For both video and audio, you can now use your playback device as a remote control, using the on-screen controls Hit pause to stop the content and play to continue. You can also use the status bar to scroll through the media to select a specific point in time that you want to listen to or view.
You can also carry on using your device for any other job, and use your AirPlay device's remote control to control playback.

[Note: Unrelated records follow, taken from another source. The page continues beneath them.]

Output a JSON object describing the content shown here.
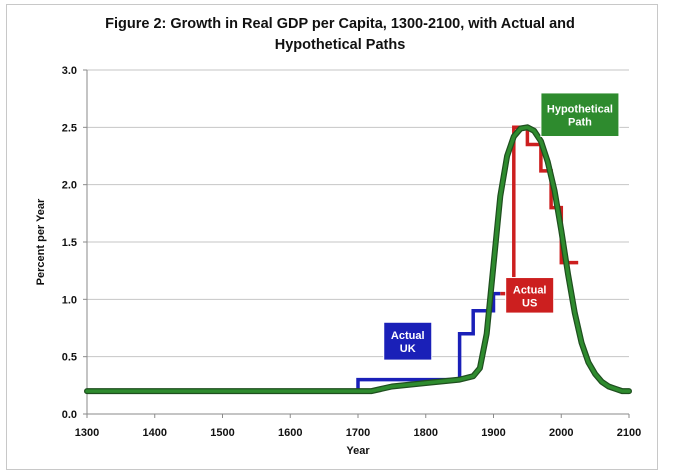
{
  "chart_data": {
    "type": "line",
    "title_line1": "Figure 2: Growth in Real GDP per Capita, 1300-2100, with Actual and",
    "title_line2": "Hypothetical Paths",
    "xlabel": "Year",
    "ylabel": "Percent per Year",
    "xlim": [
      1300,
      2100
    ],
    "ylim": [
      0,
      3.0
    ],
    "x_ticks": [
      1300,
      1400,
      1500,
      1600,
      1700,
      1800,
      1900,
      2000,
      2100
    ],
    "y_ticks": [
      "0.0",
      "0.5",
      "1.0",
      "1.5",
      "2.0",
      "2.5",
      "3.0"
    ],
    "grid": "horizontal",
    "colors": {
      "actual_uk": "#1a20b8",
      "actual_us": "#cc1f1f",
      "hypothetical": "#2e8b2e",
      "hypothetical_outline": "#1f4f1f",
      "grid": "#c6c6c6"
    },
    "series": [
      {
        "name": "Actual UK",
        "key": "actual_uk",
        "step": true,
        "points": [
          [
            1300,
            0.2
          ],
          [
            1700,
            0.2
          ],
          [
            1700,
            0.3
          ],
          [
            1850,
            0.3
          ],
          [
            1850,
            0.7
          ],
          [
            1870,
            0.7
          ],
          [
            1870,
            0.9
          ],
          [
            1900,
            0.9
          ],
          [
            1900,
            1.05
          ],
          [
            1910,
            1.05
          ]
        ]
      },
      {
        "name": "Actual US",
        "key": "actual_us",
        "step": true,
        "points": [
          [
            1910,
            1.05
          ],
          [
            1930,
            1.05
          ],
          [
            1930,
            2.5
          ],
          [
            1950,
            2.5
          ],
          [
            1950,
            2.35
          ],
          [
            1970,
            2.35
          ],
          [
            1970,
            2.12
          ],
          [
            1985,
            2.12
          ],
          [
            1985,
            1.8
          ],
          [
            2000,
            1.8
          ],
          [
            2000,
            1.32
          ],
          [
            2025,
            1.32
          ]
        ]
      },
      {
        "name": "Hypothetical Path",
        "key": "hypothetical",
        "step": false,
        "points": [
          [
            1300,
            0.2
          ],
          [
            1720,
            0.2
          ],
          [
            1750,
            0.24
          ],
          [
            1800,
            0.27
          ],
          [
            1850,
            0.3
          ],
          [
            1870,
            0.33
          ],
          [
            1880,
            0.4
          ],
          [
            1890,
            0.7
          ],
          [
            1900,
            1.3
          ],
          [
            1910,
            1.9
          ],
          [
            1920,
            2.25
          ],
          [
            1930,
            2.42
          ],
          [
            1940,
            2.49
          ],
          [
            1950,
            2.5
          ],
          [
            1960,
            2.47
          ],
          [
            1970,
            2.38
          ],
          [
            1980,
            2.2
          ],
          [
            1990,
            1.95
          ],
          [
            2000,
            1.6
          ],
          [
            2010,
            1.22
          ],
          [
            2020,
            0.88
          ],
          [
            2030,
            0.62
          ],
          [
            2040,
            0.45
          ],
          [
            2050,
            0.35
          ],
          [
            2060,
            0.28
          ],
          [
            2070,
            0.24
          ],
          [
            2080,
            0.22
          ],
          [
            2090,
            0.2
          ],
          [
            2100,
            0.2
          ]
        ]
      }
    ],
    "annotations": [
      {
        "key": "uk",
        "line1": "Actual",
        "line2": "UK",
        "color_key": "actual_uk",
        "x": 1738,
        "y_top": 0.8,
        "y_bottom": 0.47
      },
      {
        "key": "us",
        "line1": "Actual",
        "line2": "US",
        "color_key": "actual_us",
        "x": 1918,
        "y_top": 1.19,
        "y_bottom": 0.88
      },
      {
        "key": "hyp",
        "line1": "Hypothetical",
        "line2": "Path",
        "color_key": "hypothetical",
        "x": 1970,
        "y_top": 2.8,
        "y_bottom": 2.42
      }
    ]
  }
}
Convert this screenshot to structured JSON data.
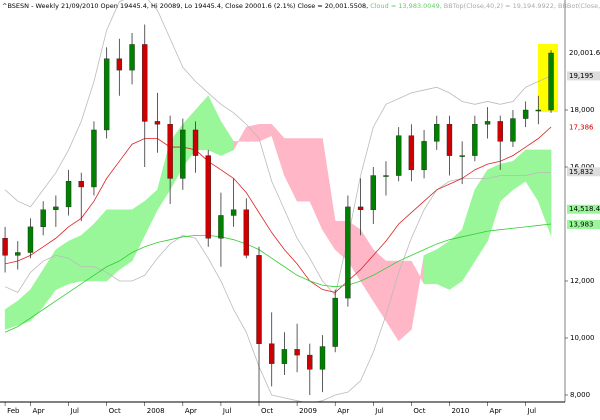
{
  "chart_data": {
    "type": "candlestick",
    "header": [
      {
        "text": "^BSESN - Weekly 21/09/2010 Open 19445.4, Hi 20089, Lo 19445.4, Close 20001.6 (2.1%) Close = 20,001.5508,",
        "color": "#000000"
      },
      {
        "text": "Cloud = 13,983.0049,",
        "color": "#66cc66"
      },
      {
        "text": "BBTop(Close,40,2) = 19,194.9922,",
        "color": "#aaaaaa"
      },
      {
        "text": "BBBot(Close,40,2) = 15,831.7529,",
        "color": "#aaaaaa"
      },
      {
        "text": "EMA",
        "color": "#cc0000"
      }
    ],
    "x": [
      1,
      2,
      3,
      4,
      5,
      6,
      7,
      8,
      9,
      10,
      11,
      12,
      13,
      14,
      15,
      16,
      17,
      18,
      19,
      20,
      21,
      22,
      23,
      24,
      25,
      26,
      27,
      28,
      29,
      30,
      31,
      32,
      33,
      34,
      35,
      36,
      37,
      38,
      39,
      40,
      41,
      42,
      43,
      44
    ],
    "open": [
      13500,
      12900,
      13000,
      13900,
      14500,
      14600,
      15500,
      15300,
      17300,
      19800,
      19400,
      20300,
      17600,
      17500,
      15600,
      17300,
      16400,
      13500,
      14300,
      14500,
      12900,
      9800,
      9100,
      9600,
      9400,
      8900,
      9700,
      11400,
      14600,
      14500,
      15700,
      15700,
      17100,
      15900,
      16900,
      17500,
      16400,
      16400,
      17500,
      17600,
      16900,
      17700,
      18000,
      18000
    ],
    "high": [
      13900,
      13400,
      14200,
      14800,
      15000,
      15900,
      15800,
      17600,
      20200,
      20500,
      20700,
      21000,
      18600,
      17800,
      17700,
      17600,
      16600,
      15100,
      15600,
      14900,
      13200,
      10900,
      10200,
      10500,
      9800,
      10100,
      11700,
      15000,
      15600,
      16000,
      16200,
      17400,
      17500,
      17300,
      17800,
      17800,
      16900,
      17800,
      18100,
      17800,
      18000,
      18300,
      18500,
      20100
    ],
    "low": [
      12300,
      12400,
      12800,
      13600,
      13900,
      14300,
      14100,
      15000,
      17000,
      18500,
      18900,
      16000,
      16500,
      14700,
      15200,
      15800,
      13200,
      12500,
      13900,
      12800,
      7700,
      8300,
      8700,
      8800,
      8000,
      8100,
      9500,
      11100,
      13600,
      14000,
      15000,
      15500,
      15500,
      15600,
      16600,
      15700,
      15400,
      16200,
      17000,
      15900,
      16700,
      17400,
      17500,
      17900
    ],
    "close": [
      12900,
      13000,
      13900,
      14500,
      14600,
      15500,
      15300,
      17300,
      19800,
      19400,
      20300,
      17600,
      17500,
      15600,
      17300,
      16400,
      13500,
      14300,
      14500,
      12900,
      9800,
      9100,
      9600,
      9400,
      8900,
      9700,
      11400,
      14600,
      14500,
      15700,
      15700,
      17100,
      15900,
      16900,
      17500,
      16400,
      16400,
      17500,
      17600,
      16900,
      17700,
      18000,
      18000,
      20000
    ],
    "up_color": "#008000",
    "down_color": "#cc0000",
    "cloud": {
      "span_a": [
        11000,
        11300,
        11700,
        12400,
        13100,
        13400,
        13600,
        14000,
        14500,
        14500,
        14500,
        14800,
        15200,
        16900,
        17500,
        18000,
        18500,
        17600,
        16900,
        16900,
        16900,
        17100,
        15700,
        14800,
        14800,
        13800,
        13100,
        12700,
        12000,
        11300,
        10600,
        9900,
        10300,
        12900,
        13100,
        13400,
        13800,
        15200,
        15900,
        16100,
        16200,
        16600,
        16600,
        16600
      ],
      "span_b": [
        10300,
        10450,
        10600,
        11100,
        11700,
        11900,
        12000,
        12000,
        12000,
        12400,
        12700,
        13600,
        14500,
        15200,
        16000,
        16600,
        16600,
        16400,
        16600,
        17400,
        17500,
        17500,
        17000,
        17000,
        17000,
        17000,
        14100,
        14100,
        13800,
        13100,
        12700,
        12700,
        12700,
        11900,
        11900,
        11700,
        12000,
        12700,
        13400,
        14800,
        15200,
        15500,
        14800,
        13600
      ],
      "up_color": "#99f799",
      "down_color": "#ffb6c6"
    },
    "lines": [
      {
        "color": "#bbbbbb",
        "values": [
          15200,
          14800,
          14600,
          15200,
          15800,
          16600,
          17600,
          19000,
          20800,
          21800,
          22000,
          22000,
          21500,
          20500,
          19500,
          19000,
          18600,
          18200,
          17900,
          17500,
          17000,
          15500,
          14500,
          13500,
          12800,
          12000,
          11500,
          13500,
          15700,
          17400,
          18200,
          18400,
          18600,
          18700,
          18800,
          18600,
          18300,
          18200,
          18300,
          18200,
          18300,
          18800,
          19000,
          19200
        ]
      },
      {
        "color": "#bbbbbb",
        "values": [
          11800,
          11600,
          12300,
          12700,
          12900,
          12800,
          12500,
          12500,
          12300,
          12000,
          12000,
          12200,
          12800,
          13300,
          13600,
          13500,
          12800,
          12000,
          11000,
          10200,
          9000,
          8000,
          7900,
          7800,
          7700,
          7800,
          8000,
          8100,
          8500,
          9500,
          10800,
          12300,
          13500,
          14500,
          15200,
          15500,
          15600,
          15600,
          15600,
          15700,
          15700,
          15700,
          15800,
          15800
        ]
      },
      {
        "color": "#dd2222",
        "values": [
          12600,
          12700,
          12900,
          13200,
          13500,
          13900,
          14200,
          14800,
          15600,
          16200,
          16800,
          17000,
          17000,
          16700,
          16700,
          16600,
          16200,
          15900,
          15600,
          15100,
          14400,
          13700,
          13100,
          12600,
          12000,
          11700,
          11600,
          12000,
          12400,
          12900,
          13400,
          14000,
          14400,
          14800,
          15200,
          15400,
          15600,
          15900,
          16100,
          16200,
          16400,
          16700,
          17000,
          17400
        ]
      },
      {
        "color": "#33cc33",
        "values": [
          10200,
          10400,
          10700,
          11000,
          11300,
          11600,
          11900,
          12200,
          12500,
          12700,
          13000,
          13200,
          13350,
          13450,
          13550,
          13600,
          13600,
          13550,
          13450,
          13300,
          13100,
          12800,
          12500,
          12200,
          12000,
          11850,
          11800,
          11850,
          12000,
          12200,
          12450,
          12700,
          12900,
          13100,
          13300,
          13450,
          13550,
          13650,
          13750,
          13800,
          13850,
          13900,
          13950,
          14000
        ]
      }
    ],
    "price_tags": [
      {
        "value": 20001.6,
        "label": "20,001.6",
        "color": "#000000",
        "bg": "#ffffff"
      },
      {
        "value": 19195,
        "label": "19,195",
        "color": "#000000",
        "bg": "#dddddd"
      },
      {
        "value": 17386,
        "label": "17,386",
        "color": "#cc0000",
        "bg": "#ffffff"
      },
      {
        "value": 15832,
        "label": "15,832",
        "color": "#000000",
        "bg": "#dddddd"
      },
      {
        "value": 14518.4,
        "label": "14,518.4",
        "color": "#000000",
        "bg": "#99f799"
      },
      {
        "value": 13983,
        "label": "13,983",
        "color": "#000000",
        "bg": "#99f799"
      }
    ],
    "xlim": [
      0.6,
      45.1
    ],
    "ylim": [
      7754,
      21860
    ],
    "xticks": [
      {
        "value": 1,
        "label": "Feb"
      },
      {
        "value": 3,
        "label": "Apr"
      },
      {
        "value": 6,
        "label": "Jul"
      },
      {
        "value": 9,
        "label": "Oct"
      },
      {
        "value": 12,
        "label": "2008"
      },
      {
        "value": 15,
        "label": "Apr"
      },
      {
        "value": 18,
        "label": "Jul"
      },
      {
        "value": 21,
        "label": "Oct"
      },
      {
        "value": 24,
        "label": "2009"
      },
      {
        "value": 27,
        "label": "Apr"
      },
      {
        "value": 30,
        "label": "Jul"
      },
      {
        "value": 33,
        "label": "Oct"
      },
      {
        "value": 36,
        "label": "2010"
      },
      {
        "value": 39,
        "label": "Apr"
      },
      {
        "value": 42,
        "label": "Jul"
      }
    ],
    "yticks": [
      {
        "value": 8000,
        "label": "8,000"
      },
      {
        "value": 10000,
        "label": "10,000"
      },
      {
        "value": 12000,
        "label": "12,000"
      },
      {
        "value": 16000,
        "label": "16,000"
      },
      {
        "value": 18000,
        "label": "18,000"
      }
    ]
  }
}
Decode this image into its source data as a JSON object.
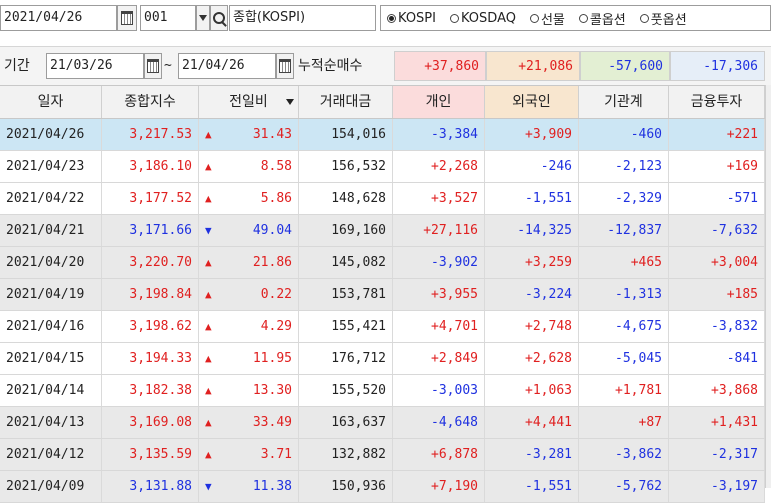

STEP 3 - SELECT SYSTEM WIDE AIRPLAY DEVICE
If your selected app didn't display the AirPlay icon, you can use the system-wide setting. Swipe up from the bottom of your iOS 7.1 device to show Control Centre. Tap the AirPlay icon and select your playback device. Now, all apps will automatically send their audio and, where supported, video to the selected AirPlay device. If video's still not working you can skip to Step 4.
STEP 4 - SELECT MIRRORING
If you have an Apple TV and want everything on your device to be shown on it, bring up the Task Switcher in iOS and go to the AirPlay icon, as in Step 3. Select your Apple TV and select Mirroring. Tap Done when you're finished. You can do the same in OS X by using the AirPlay menu at the top of the screen.
You'll now see your device mirrored on your Apple TV. Some video might be barred from playing, but most things will work. If you settle down to watch a video, remember that you'll have to leave it playing on your device and you can't use it for anything else.